Tuesday, April 10, 2012

The Night Circus

Dear Becca,


I had high hopes for The Night Circus since it was the catalyst for starting this blog and I am happy to say that it did not disappoint. Admittedly, I didn’t know much about the actual storyline before I decided I wanted to read the book. I just knew that it was a debut novel about a very mysterious circus and had gotten excellent reviews. The Night Circus was much darker than I anticipated but luckily it did not have a noticeable impact on my dreams, as many novels have been known to do. The story was fast paced enough to keep my attention during the Bart rides to work and I finished it within two weeks.




Since I had so little knowledge of the plot going into it, I didn’t realize that a romance is so central to the plot. (Had I known this, I would have been all the more eager to read it!) I don’t want to give away too much, but I felt like the real romance developed relatively late in novel and I would have enjoyed seeing more of it. I’ll be curious to hear your feelings on this.

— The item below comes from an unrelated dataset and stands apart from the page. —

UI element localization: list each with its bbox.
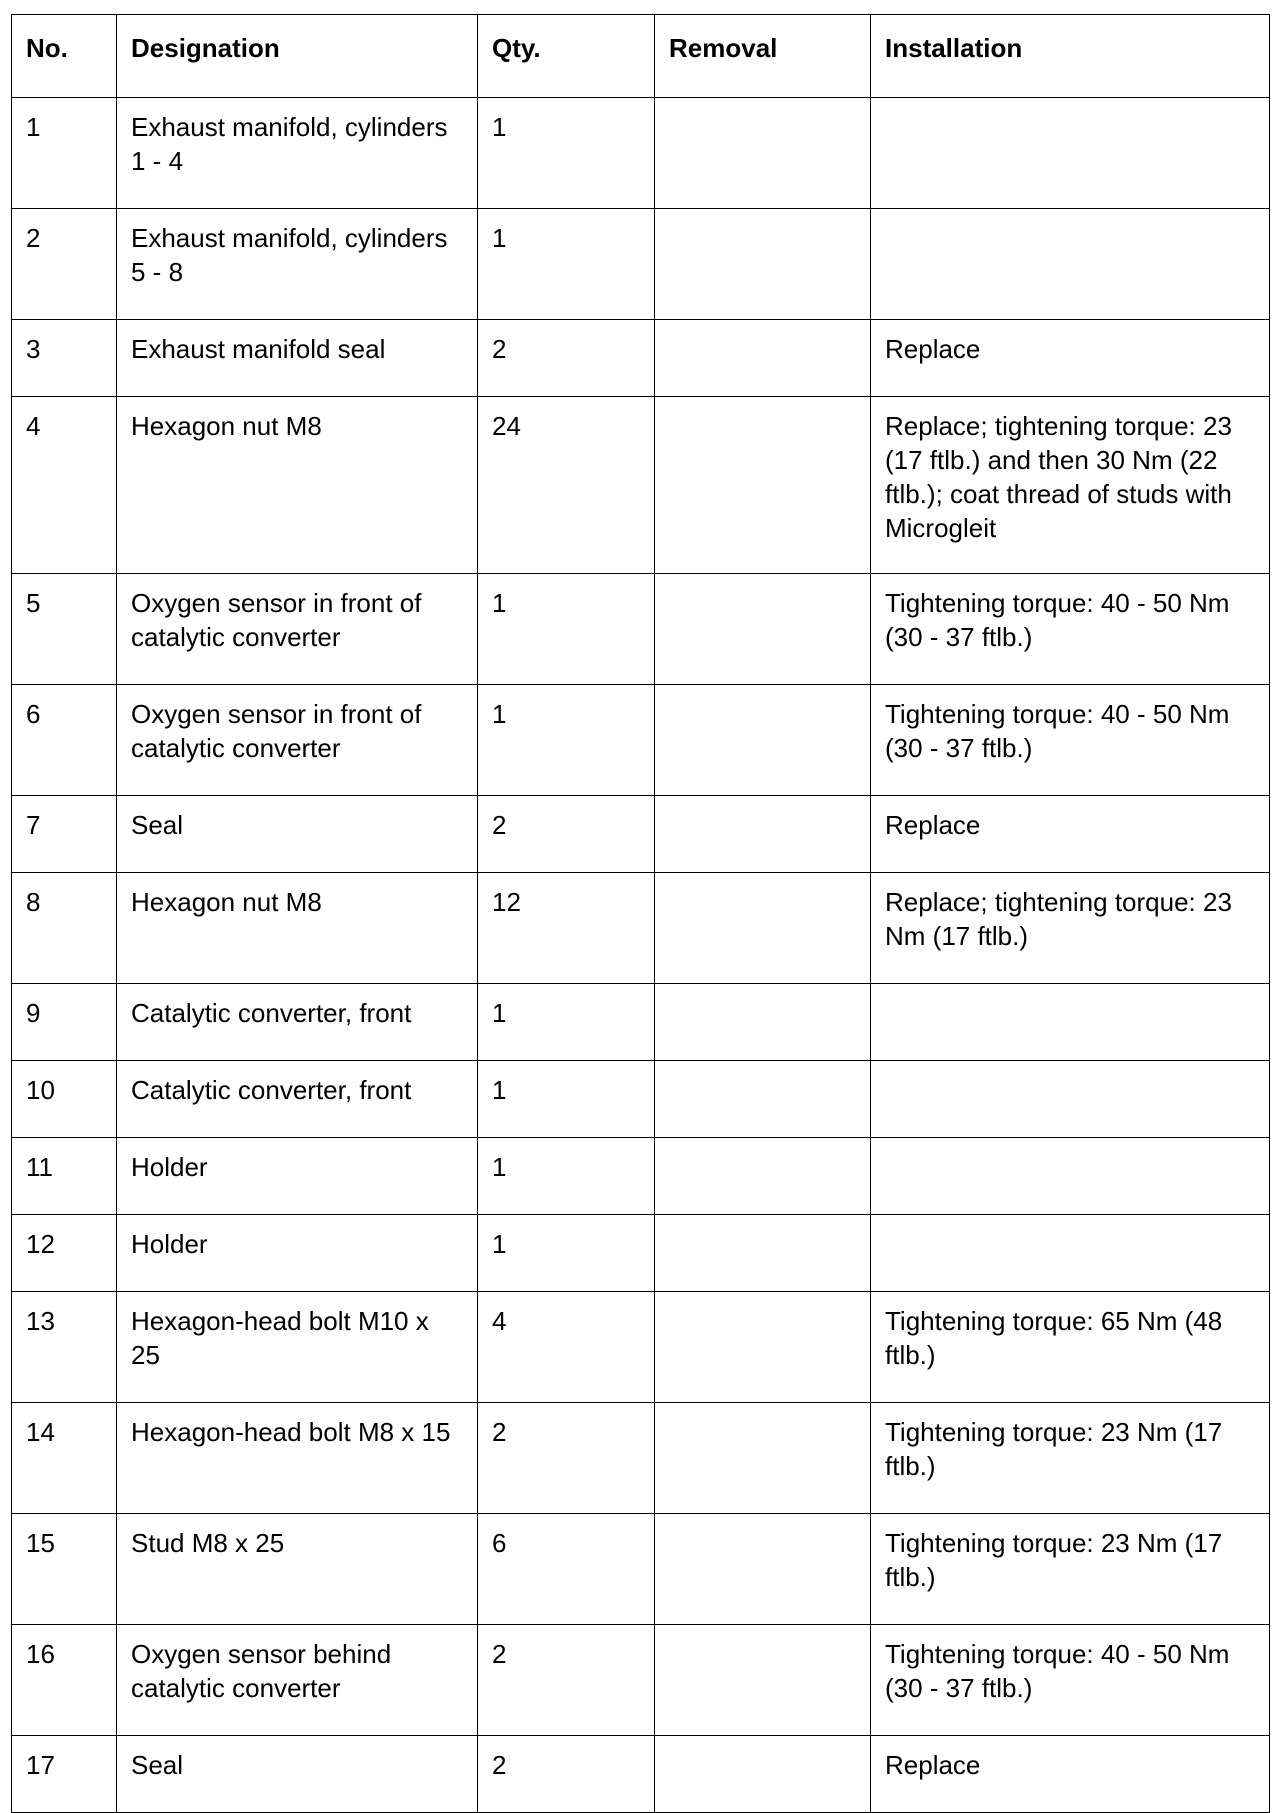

I was very pleased with the narrative style, an omniscient narrator who focuses on different characters in the circus as needed. I was desperately trying to avoid a Dickens comparison, but I’m just not going to be able to do that. The narration feels Dickensian in that it follows each character just enough so that you get a good sense of the community and a vivid impression of everyone important within it and how they weave together. Just as the circus goers are lost in the world of the Night Circus, I was lost in it as well.


Have you read Water for Elephants? At first, The Night Circus reminded me of Water for Elephants because you are so immersed in the life and background of the circus, which turns out to be quite dark in both situations. However, as the novel progressed, it reminded me more and more of The Time Traveler’s Wife, which is also dark in its own way. Like Clare and Henry’s, Celia and Marco’s relationship face many challenges, challenges that are more supernatural than those that most normal relationships have to face. Yet another similarity, though, was the manipulation of time and how the narrative bounces back and forth between years. I would be curious to re-read the book and read the chapters in chronological order.


Speaking of which, the fact that the chapters jump around between different time periods was actually my major pet peeve with this book. It’s worth the work, trying to figure out which year you’re in and it’s really not terribly difficult to keep track of, but as a fairly lazy reader, I prefer to sit back and read the novel straight through, without having to think that hard when this is all taking places. Instead, I felt like I was getting jolted back and forth from one year to the next. It works quite well though, always keeping you a little bit lost. Just like you are in the circus!


I think you’re really going to like this one!